The pharma and biotech industries in the country are now a worried lot following the Drugs Control General of India (DCGI)'s circular to all state drugs control departments not to issue the licenses on brands and only approve the formulations in generic names. The industry feels that all efforts to invest into innovation and Intellectual Property (IP) will be futile.
The industry has categorically termed it as potentially a havoc- creating directive because of serious questions on approval time lines with manpower shortage at the regulator’s office.
Although the directive allows India to send out strong signals that affordable drugs would be the way forward, it is creating a scenario where generics and biosimilars are expected to thrive. But all this has come in at the cost of the innovation. The country is already seen by global pharma majors as a difficult place to invest in R&D primarily because of the unfavourable regulatory environment and lack of long term policies by the government compared to China which is more encouraging, the industry feels.
“Though the intentions maybe laudable the practical situation is very worrisome.

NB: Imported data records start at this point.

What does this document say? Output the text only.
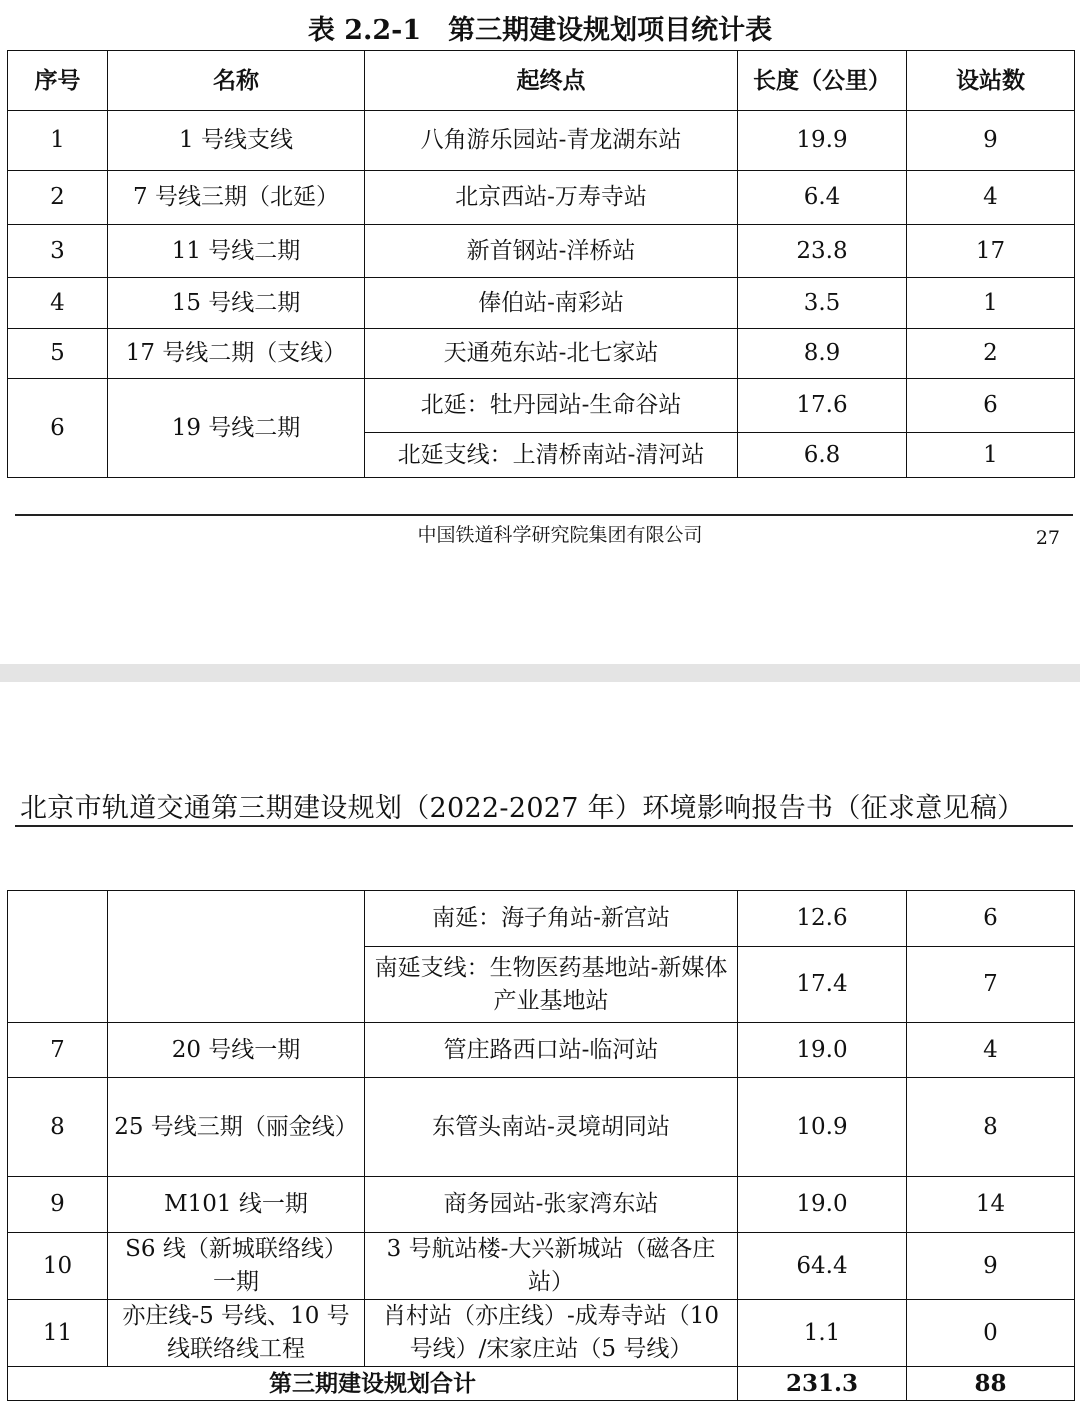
表 2.2-1　第三期建设规划项目统计表
序号	名称	起终点	长度（公里）	设站数
1	1 号线支线	八角游乐园站-青龙湖东站	19.9	9
2	7 号线三期（北延）	北京西站-万寿寺站	6.4	4
3	11 号线二期	新首钢站-洋桥站	23.8	17
4	15 号线二期	俸伯站-南彩站	3.5	1
5	17 号线二期（支线）	天通苑东站-北七家站	8.9	2
6	19 号线二期	北延：牡丹园站-生命谷站	17.6	6
		北延支线：上清桥南站-清河站	6.8	1
中国铁道科学研究院集团有限公司	27
北京市轨道交通第三期建设规划（2022-2027 年）环境影响报告书（征求意见稿）
		南延：海子角站-新宫站	12.6	6
		南延支线：生物医药基地站-新媒体产业基地站	17.4	7
7	20 号线一期	管庄路西口站-临河站	19.0	4
8	25 号线三期（丽金线）	东管头南站-灵境胡同站	10.9	8
9	M101 线一期	商务园站-张家湾东站	19.0	14
10	S6 线（新城联络线）一期	3 号航站楼-大兴新城站（磁各庄站）	64.4	9
11	亦庄线-5 号线、10 号线联络线工程	肖村站（亦庄线）-成寿寺站（10 号线）/宋家庄站（5 号线）	1.1	0
第三期建设规划合计			231.3	88
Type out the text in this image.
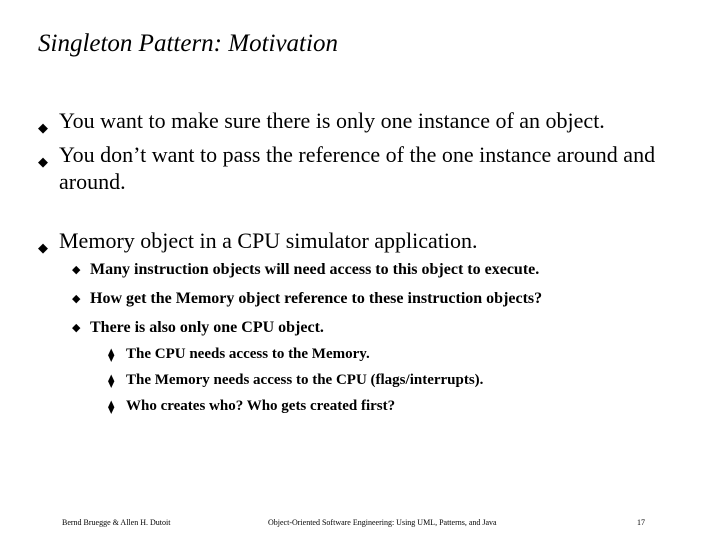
Singleton Pattern: Motivation
◆ You want to make sure there is only one instance of an object.
◆ You don’t want to pass the reference of the one instance around and around.
◆ Memory object in a CPU simulator application.
◆ Many instruction objects will need access to this object to execute.
◆ How get the Memory object reference to these instruction objects?
◆ There is also only one CPU object.
⧫ The CPU needs access to the Memory.
⧫ The Memory needs access to the CPU (flags/interrupts).
⧫ Who creates who? Who gets created first?
Bernd Bruegge & Allen H. Dutoit	Object-Oriented Software Engineering: Using UML, Patterns, and Java	17
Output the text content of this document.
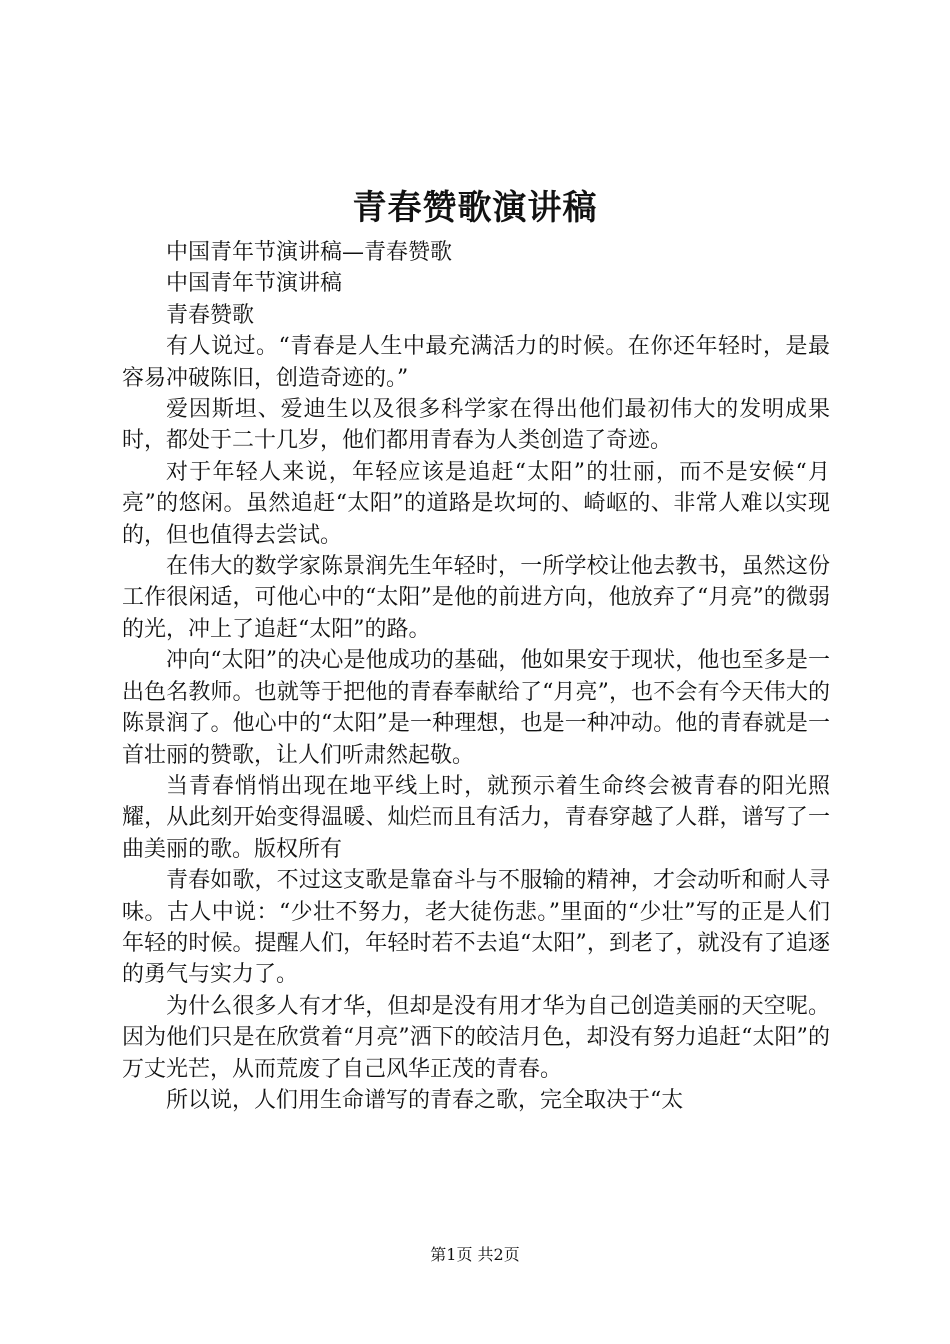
青春赞歌演讲稿

中国青年节演讲稿—青春赞歌

中国青年节演讲稿

青春赞歌

有人说过。“青春是人生中最充满活力的时候。在你还年轻时，是最容易冲破陈旧，创造奇迹的。”

爱因斯坦、爱迪生以及很多科学家在得出他们最初伟大的发明成果时，都处于二十几岁，他们都用青春为人类创造了奇迹。

对于年轻人来说，年轻应该是追赶“太阳”的壮丽，而不是安候“月亮”的悠闲。虽然追赶“太阳”的道路是坎坷的、崎岖的、非常人难以实现的，但也值得去尝试。

在伟大的数学家陈景润先生年轻时，一所学校让他去教书，虽然这份工作很闲适，可他心中的“太阳”是他的前进方向，他放弃了“月亮”的微弱的光，冲上了追赶“太阳”的路。

冲向“太阳”的决心是他成功的基础，他如果安于现状，他也至多是一出色名教师。也就等于把他的青春奉献给了“月亮”，也不会有今天伟大的陈景润了。他心中的“太阳”是一种理想，也是一种冲动。他的青春就是一首壮丽的赞歌，让人们听肃然起敬。

当青春悄悄出现在地平线上时，就预示着生命终会被青春的阳光照耀，从此刻开始变得温暖、灿烂而且有活力，青春穿越了人群，谱写了一曲美丽的歌。版权所有

青春如歌，不过这支歌是靠奋斗与不服输的精神，才会动听和耐人寻味。古人中说：“少壮不努力，老大徒伤悲。”里面的“少壮”写的正是人们年轻的时候。提醒人们，年轻时若不去追“太阳”，到老了，就没有了追逐的勇气与实力了。

为什么很多人有才华，但却是没有用才华为自己创造美丽的天空呢。因为他们只是在欣赏着“月亮”洒下的皎洁月色，却没有努力追赶“太阳”的万丈光芒，从而荒废了自己风华正茂的青春。

所以说，人们用生命谱写的青春之歌，完全取决于“太

第1页 共2页
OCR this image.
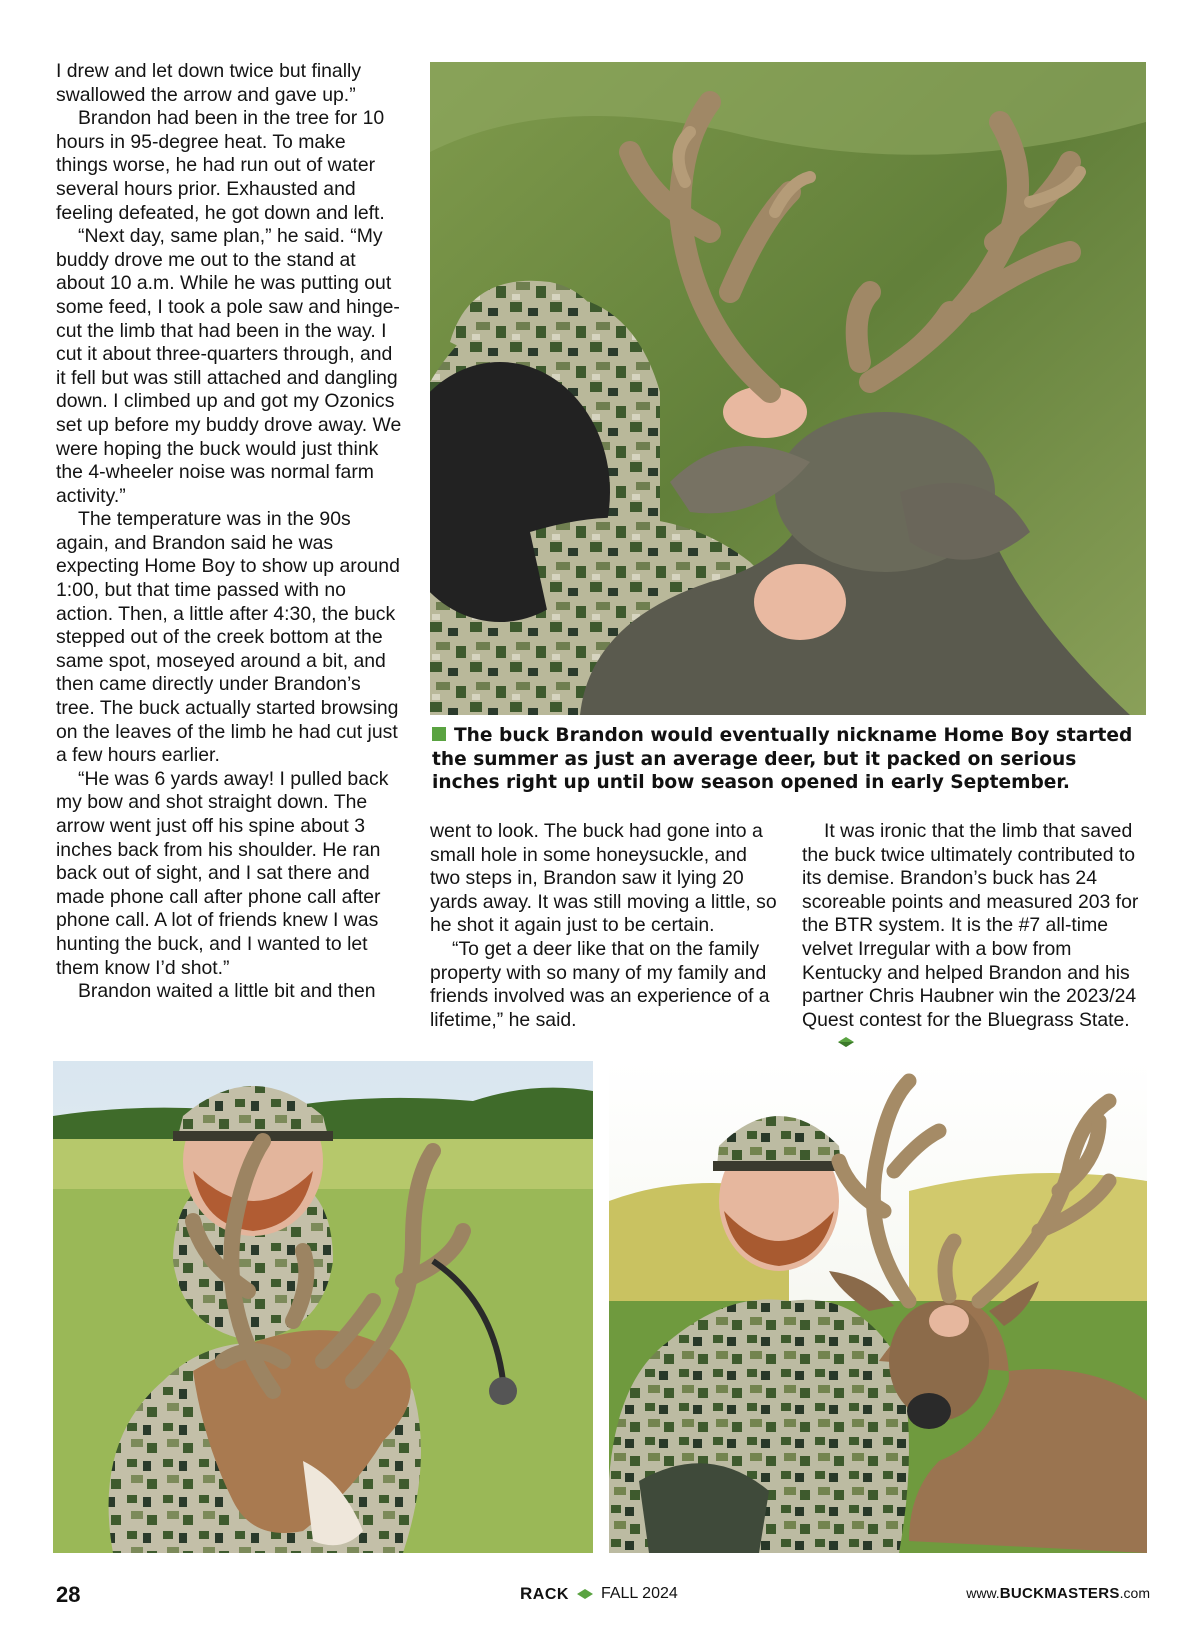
I drew and let down twice but finally swallowed the arrow and gave up.”

Brandon had been in the tree for 10 hours in 95-degree heat. To make things worse, he had run out of water several hours prior. Exhausted and feeling defeated, he got down and left.

“Next day, same plan,” he said. “My buddy drove me out to the stand at about 10 a.m. While he was putting out some feed, I took a pole saw and hinge-cut the limb that had been in the way. I cut it about three-quarters through, and it fell but was still attached and dangling down. I climbed up and got my Ozonics set up before my buddy drove away. We were hoping the buck would just think the 4-wheeler noise was normal farm activity.”

The temperature was in the 90s again, and Brandon said he was expecting Home Boy to show up around 1:00, but that time passed with no action. Then, a little after 4:30, the buck stepped out of the creek bottom at the same spot, moseyed around a bit, and then came directly under Brandon’s tree. The buck actually started browsing on the leaves of the limb he had cut just a few hours earlier.

“He was 6 yards away! I pulled back my bow and shot straight down. The arrow went just off his spine about 3 inches back from his shoulder. He ran back out of sight, and I sat there and made phone call after phone call after phone call. A lot of friends knew I was hunting the buck, and I wanted to let them know I’d shot.”

Brandon waited a little bit and then

The buck Brandon would eventually nickname Home Boy started the summer as just an average deer, but it packed on serious inches right up until bow season opened in early September.

went to look. The buck had gone into a small hole in some honeysuckle, and two steps in, Brandon saw it lying 20 yards away. It was still moving a little, so he shot it again just to be certain.

“To get a deer like that on the family property with so many of my family and friends involved was an experience of a lifetime,” he said.

It was ironic that the limb that saved the buck twice ultimately contributed to its demise. Brandon’s buck has 24 scoreable points and measured 203 for the BTR system. It is the #7 all-time velvet Irregular with a bow from Kentucky and helped Brandon and his partner Chris Haubner win the 2023/24 Quest contest for the Bluegrass State.

28	RACK FALL 2024	www.BUCKMASTERS.com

This ruling is playing straight into the hands of large companies, many of them transnational, who would like to see their own role increase in the Indian pharmaceutical space,” said Ajay Bharadwaj, CEO, Anthem Biosciences.
According to Dr PM Murali, president, Association of Biotechnology Led Enterprises (ABLE), if generic and biosimilars research, manufacture and marketing is given all the support, it would in turn generate the lucrative revenues from contract manufacture orders from the western markets and Japan. But the big fear is on the innovation. We have to ensure that the micro climate of innovation, intellectual property and investments into this sector is not affected in our overzealous populists’ measures.”
India is known for its lowest drug prices globally. Cost of therapy is borne by the patient and the disposable incomes are low. The cost of pharmaceuticals has been kept in check due to innovation and resourcefulness of the industry. Besides, there are fixed dose combinations. Now this ruling is not practical for those medicines with multiple ingredients. It will be difficult to control labelling and quality issues if no brand names are allowed for multi ingredients formulations. There are also questions on labelling of multi vitamin, prophylactics and how doctors could prescribe, if no name is ascribed to the formulation, said Bharadwaj.
Companies that have invested in R&D, such as Anthem Biosciences, will suffer. The return on investment cannot be justified and in turn dis-incentivises innovation in the country. There would be no better drug delivery devices or novel drugs if brands cease to exist. In the end, the customer ends up paying more if no innovation is introduced. The power of prescription will move away from the doctor to the pharmacy. The doctor would find one drug indistinguishable from the other. Pharmacies would be able to switch prescriptions with impunity, based on best incentives, said the Anthem chief.
There is also a growing concern on drug price rise and its production costs. If the cost of production does not go up in India, we would be able to hold sway in contract manufacture. Otherwise the consequences of patronizing affordability will drive out manufacturing from India to more affordable countries and need to ensure that this does not happen, pointed out the ABLE chief.